A solução foi não reinventar a roda. Embora os personagens e os cenários de Street Fighter IV sejam trimensionais, a jogabilidade foi mantida totalmente em 2D. Mais que isso, e para o bem de todos, os comandos foram simplificados, os golpes são fáceis de encaixar, enfim, o jogo flui do primeiro momento em que você pega o controle. De cara estão disponíveis os doze personagens clássicos, mais os quatro lutadores novos. Ainda é possível liberar seis lutadores e, com algum esforço, Akuma, Gouken e o chefe final, Seth. Os gráficos, conforme prometido, são sensacionais: dos cenários aos modelos dos personagens, tudo é lindo e corre sem nenhum engasgo. Cada lutador tem dezenas de animações próprias, expressões faciais, cacoetes físicos, o nível dos detalhes é impressionante. A trilha-sonora é meio que uma versão moderna — e boa, no geral — do segundo jogo, com direito a momentos de grande nostalgia. Para os puristas, a Capcom deixou uma opção de diálogos em inglês ou japonês.
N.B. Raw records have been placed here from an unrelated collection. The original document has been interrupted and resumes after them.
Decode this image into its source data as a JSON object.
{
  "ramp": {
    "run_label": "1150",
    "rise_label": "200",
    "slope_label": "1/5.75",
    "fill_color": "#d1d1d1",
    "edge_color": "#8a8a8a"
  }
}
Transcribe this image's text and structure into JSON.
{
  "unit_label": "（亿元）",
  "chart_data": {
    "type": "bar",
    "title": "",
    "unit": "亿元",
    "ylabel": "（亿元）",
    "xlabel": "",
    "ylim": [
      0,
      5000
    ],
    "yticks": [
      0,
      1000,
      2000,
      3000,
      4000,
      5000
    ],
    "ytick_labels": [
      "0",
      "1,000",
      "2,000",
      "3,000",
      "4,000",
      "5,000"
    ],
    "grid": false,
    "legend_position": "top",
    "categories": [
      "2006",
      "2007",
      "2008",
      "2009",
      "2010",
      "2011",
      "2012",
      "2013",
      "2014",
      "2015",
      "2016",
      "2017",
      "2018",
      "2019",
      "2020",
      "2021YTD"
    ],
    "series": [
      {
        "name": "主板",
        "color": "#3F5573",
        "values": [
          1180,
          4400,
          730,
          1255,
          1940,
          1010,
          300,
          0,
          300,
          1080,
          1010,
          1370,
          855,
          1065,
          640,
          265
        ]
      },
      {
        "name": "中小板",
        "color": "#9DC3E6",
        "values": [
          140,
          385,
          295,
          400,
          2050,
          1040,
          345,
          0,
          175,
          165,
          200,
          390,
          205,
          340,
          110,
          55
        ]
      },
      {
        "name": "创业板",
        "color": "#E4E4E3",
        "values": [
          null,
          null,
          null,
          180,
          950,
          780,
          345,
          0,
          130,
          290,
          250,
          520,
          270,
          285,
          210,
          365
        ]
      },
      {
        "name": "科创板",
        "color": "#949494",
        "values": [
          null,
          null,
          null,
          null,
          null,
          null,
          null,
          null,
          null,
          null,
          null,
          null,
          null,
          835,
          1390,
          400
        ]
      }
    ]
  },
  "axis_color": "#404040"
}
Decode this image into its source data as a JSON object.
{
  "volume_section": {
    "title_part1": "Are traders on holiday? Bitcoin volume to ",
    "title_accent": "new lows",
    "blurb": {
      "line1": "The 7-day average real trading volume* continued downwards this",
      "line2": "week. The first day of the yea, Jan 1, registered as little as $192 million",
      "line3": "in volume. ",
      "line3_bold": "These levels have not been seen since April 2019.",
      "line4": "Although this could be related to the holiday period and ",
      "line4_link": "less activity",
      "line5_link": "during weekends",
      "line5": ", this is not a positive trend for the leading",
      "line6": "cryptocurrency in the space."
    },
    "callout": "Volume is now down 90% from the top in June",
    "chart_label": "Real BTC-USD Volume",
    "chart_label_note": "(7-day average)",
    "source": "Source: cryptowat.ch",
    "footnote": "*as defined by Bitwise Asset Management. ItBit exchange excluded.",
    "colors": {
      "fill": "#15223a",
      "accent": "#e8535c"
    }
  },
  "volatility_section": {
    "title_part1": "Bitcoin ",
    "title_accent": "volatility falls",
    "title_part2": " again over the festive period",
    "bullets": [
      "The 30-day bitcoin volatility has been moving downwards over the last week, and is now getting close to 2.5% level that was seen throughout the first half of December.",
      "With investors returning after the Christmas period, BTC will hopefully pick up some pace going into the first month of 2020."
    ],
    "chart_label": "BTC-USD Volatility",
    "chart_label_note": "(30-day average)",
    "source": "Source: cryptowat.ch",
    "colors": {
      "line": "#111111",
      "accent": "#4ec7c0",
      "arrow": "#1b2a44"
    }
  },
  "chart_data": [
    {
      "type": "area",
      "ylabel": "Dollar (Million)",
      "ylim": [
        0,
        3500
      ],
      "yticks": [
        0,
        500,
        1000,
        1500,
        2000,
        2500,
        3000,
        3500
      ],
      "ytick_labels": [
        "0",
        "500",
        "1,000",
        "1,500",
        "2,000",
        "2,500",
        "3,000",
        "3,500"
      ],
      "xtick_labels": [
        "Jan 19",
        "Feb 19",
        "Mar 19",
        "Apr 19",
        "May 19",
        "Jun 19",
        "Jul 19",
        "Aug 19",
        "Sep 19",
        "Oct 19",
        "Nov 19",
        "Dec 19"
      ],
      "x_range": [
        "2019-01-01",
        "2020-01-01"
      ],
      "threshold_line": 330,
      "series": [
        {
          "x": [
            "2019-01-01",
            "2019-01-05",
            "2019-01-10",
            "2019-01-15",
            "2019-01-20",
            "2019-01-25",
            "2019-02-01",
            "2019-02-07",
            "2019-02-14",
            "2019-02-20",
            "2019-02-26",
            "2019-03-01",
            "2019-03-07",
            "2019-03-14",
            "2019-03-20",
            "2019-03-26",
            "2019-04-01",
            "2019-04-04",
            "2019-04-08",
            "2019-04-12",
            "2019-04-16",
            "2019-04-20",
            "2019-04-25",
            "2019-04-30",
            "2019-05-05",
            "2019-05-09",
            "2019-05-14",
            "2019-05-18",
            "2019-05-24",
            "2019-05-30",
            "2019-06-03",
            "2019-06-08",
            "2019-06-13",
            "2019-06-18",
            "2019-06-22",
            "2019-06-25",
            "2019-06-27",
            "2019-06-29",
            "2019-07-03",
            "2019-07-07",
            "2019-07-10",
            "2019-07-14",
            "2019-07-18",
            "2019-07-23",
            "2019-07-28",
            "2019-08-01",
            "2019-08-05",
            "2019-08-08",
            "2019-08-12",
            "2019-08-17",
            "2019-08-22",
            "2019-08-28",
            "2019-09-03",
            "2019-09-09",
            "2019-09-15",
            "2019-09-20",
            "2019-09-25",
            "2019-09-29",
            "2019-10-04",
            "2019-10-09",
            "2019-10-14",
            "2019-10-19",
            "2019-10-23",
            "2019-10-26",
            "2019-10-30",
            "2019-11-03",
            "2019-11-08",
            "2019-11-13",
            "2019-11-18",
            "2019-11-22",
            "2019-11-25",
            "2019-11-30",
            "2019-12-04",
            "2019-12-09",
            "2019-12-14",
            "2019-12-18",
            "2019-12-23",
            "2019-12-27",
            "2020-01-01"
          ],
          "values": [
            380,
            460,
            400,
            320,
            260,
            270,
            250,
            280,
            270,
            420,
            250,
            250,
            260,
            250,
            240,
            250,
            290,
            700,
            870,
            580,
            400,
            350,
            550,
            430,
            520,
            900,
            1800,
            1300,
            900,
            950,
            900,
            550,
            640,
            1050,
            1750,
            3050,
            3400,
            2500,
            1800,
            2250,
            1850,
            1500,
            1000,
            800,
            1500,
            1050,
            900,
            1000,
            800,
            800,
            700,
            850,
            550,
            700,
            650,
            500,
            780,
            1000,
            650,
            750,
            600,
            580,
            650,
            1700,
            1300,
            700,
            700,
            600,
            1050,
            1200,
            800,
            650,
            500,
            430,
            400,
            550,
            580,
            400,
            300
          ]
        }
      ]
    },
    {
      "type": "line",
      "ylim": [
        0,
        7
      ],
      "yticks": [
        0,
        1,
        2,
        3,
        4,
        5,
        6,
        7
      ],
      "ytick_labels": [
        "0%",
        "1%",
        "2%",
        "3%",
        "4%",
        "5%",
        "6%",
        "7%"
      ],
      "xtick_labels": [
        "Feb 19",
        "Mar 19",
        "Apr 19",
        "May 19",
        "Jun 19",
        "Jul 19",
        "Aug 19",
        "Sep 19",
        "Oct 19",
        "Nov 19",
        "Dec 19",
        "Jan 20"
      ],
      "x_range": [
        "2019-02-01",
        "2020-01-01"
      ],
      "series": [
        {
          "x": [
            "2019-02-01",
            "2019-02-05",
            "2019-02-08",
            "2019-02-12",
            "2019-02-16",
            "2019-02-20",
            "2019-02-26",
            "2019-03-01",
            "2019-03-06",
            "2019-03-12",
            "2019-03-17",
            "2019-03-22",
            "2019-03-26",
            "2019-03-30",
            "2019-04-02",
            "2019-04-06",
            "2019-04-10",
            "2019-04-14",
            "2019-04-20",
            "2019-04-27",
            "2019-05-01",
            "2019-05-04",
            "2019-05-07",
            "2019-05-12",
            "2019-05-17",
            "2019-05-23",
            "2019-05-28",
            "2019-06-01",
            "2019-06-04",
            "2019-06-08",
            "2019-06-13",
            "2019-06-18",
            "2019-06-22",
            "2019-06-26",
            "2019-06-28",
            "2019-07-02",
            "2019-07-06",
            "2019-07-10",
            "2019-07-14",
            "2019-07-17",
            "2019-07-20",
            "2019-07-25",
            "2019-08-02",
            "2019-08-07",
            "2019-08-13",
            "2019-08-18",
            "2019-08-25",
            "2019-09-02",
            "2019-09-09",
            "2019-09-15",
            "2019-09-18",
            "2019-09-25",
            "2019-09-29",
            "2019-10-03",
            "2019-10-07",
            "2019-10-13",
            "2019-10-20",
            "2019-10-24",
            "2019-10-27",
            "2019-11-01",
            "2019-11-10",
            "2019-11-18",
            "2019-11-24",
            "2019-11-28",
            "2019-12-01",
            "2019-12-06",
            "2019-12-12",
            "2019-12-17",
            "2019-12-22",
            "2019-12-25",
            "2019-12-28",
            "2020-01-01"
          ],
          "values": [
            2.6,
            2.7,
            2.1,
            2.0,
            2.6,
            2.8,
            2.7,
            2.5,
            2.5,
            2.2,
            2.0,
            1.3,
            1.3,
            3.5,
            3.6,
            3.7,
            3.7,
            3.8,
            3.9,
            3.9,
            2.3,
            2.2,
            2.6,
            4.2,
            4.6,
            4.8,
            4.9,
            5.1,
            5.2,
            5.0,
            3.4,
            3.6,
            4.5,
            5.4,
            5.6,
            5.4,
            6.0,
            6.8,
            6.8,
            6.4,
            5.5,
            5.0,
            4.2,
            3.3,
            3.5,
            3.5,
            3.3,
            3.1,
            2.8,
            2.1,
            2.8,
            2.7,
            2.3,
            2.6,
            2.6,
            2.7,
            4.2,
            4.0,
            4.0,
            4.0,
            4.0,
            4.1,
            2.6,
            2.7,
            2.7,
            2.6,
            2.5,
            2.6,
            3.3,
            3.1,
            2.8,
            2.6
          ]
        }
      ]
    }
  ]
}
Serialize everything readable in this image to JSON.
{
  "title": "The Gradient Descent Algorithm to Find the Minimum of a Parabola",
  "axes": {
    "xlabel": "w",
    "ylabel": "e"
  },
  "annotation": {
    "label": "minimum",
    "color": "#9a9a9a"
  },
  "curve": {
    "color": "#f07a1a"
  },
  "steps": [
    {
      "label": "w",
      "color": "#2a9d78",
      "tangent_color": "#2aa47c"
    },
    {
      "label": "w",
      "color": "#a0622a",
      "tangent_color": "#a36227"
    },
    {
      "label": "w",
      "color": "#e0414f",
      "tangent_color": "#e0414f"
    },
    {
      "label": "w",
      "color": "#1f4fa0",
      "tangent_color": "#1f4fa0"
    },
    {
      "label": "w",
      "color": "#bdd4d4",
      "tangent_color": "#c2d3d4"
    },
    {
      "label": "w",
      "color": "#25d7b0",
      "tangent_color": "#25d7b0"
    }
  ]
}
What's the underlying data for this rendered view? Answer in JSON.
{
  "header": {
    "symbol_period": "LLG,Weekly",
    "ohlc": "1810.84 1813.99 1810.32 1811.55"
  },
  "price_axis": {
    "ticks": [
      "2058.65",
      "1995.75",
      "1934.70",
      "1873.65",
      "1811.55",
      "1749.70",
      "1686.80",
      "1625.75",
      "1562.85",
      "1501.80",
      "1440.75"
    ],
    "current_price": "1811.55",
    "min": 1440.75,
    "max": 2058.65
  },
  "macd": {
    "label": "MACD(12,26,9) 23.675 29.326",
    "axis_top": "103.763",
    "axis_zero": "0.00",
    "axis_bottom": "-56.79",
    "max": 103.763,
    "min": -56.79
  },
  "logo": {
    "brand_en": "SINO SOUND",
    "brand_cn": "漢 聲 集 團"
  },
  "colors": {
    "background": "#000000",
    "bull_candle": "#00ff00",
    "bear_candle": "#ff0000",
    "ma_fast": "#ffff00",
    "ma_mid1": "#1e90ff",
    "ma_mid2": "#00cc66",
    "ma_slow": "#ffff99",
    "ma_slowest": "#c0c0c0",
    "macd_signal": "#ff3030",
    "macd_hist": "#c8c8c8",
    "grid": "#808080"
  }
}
Claro que, num jogo como SFIV, os gráficos, a música, isso fica quase em segundo plano. O que importa, no fim, é a jogabilidade, os controles e o equilíbrio entre os personagens. Durante a divulgação, a Capcom fez um esforço tremendo para convencer que SFIV era destinado tanto ao público fanático quanto aos jogadores casuais. E na superfície ele é mesmo um jogo que se aprende em uns dez minutos, e você não precisa usar os combos mais complexos para ganhar uma luta, nada que uma boa sequência de rasteiras sujas não resolva. Até os ataques novos saem com facilidade, e com um pouco de prática já dá para incorporá-los às partidas. Nos controles, há umas poucas variações para todos os golpes, em contraste com o Street Fighter III, em que a lista de comandos parecia a tabela periódica. Alguns especiais mitológicos, como o pilão do Zangief, que eu me lembro de nunca ter conseguido emplacar, ficaram acessíveis ao resto de nós.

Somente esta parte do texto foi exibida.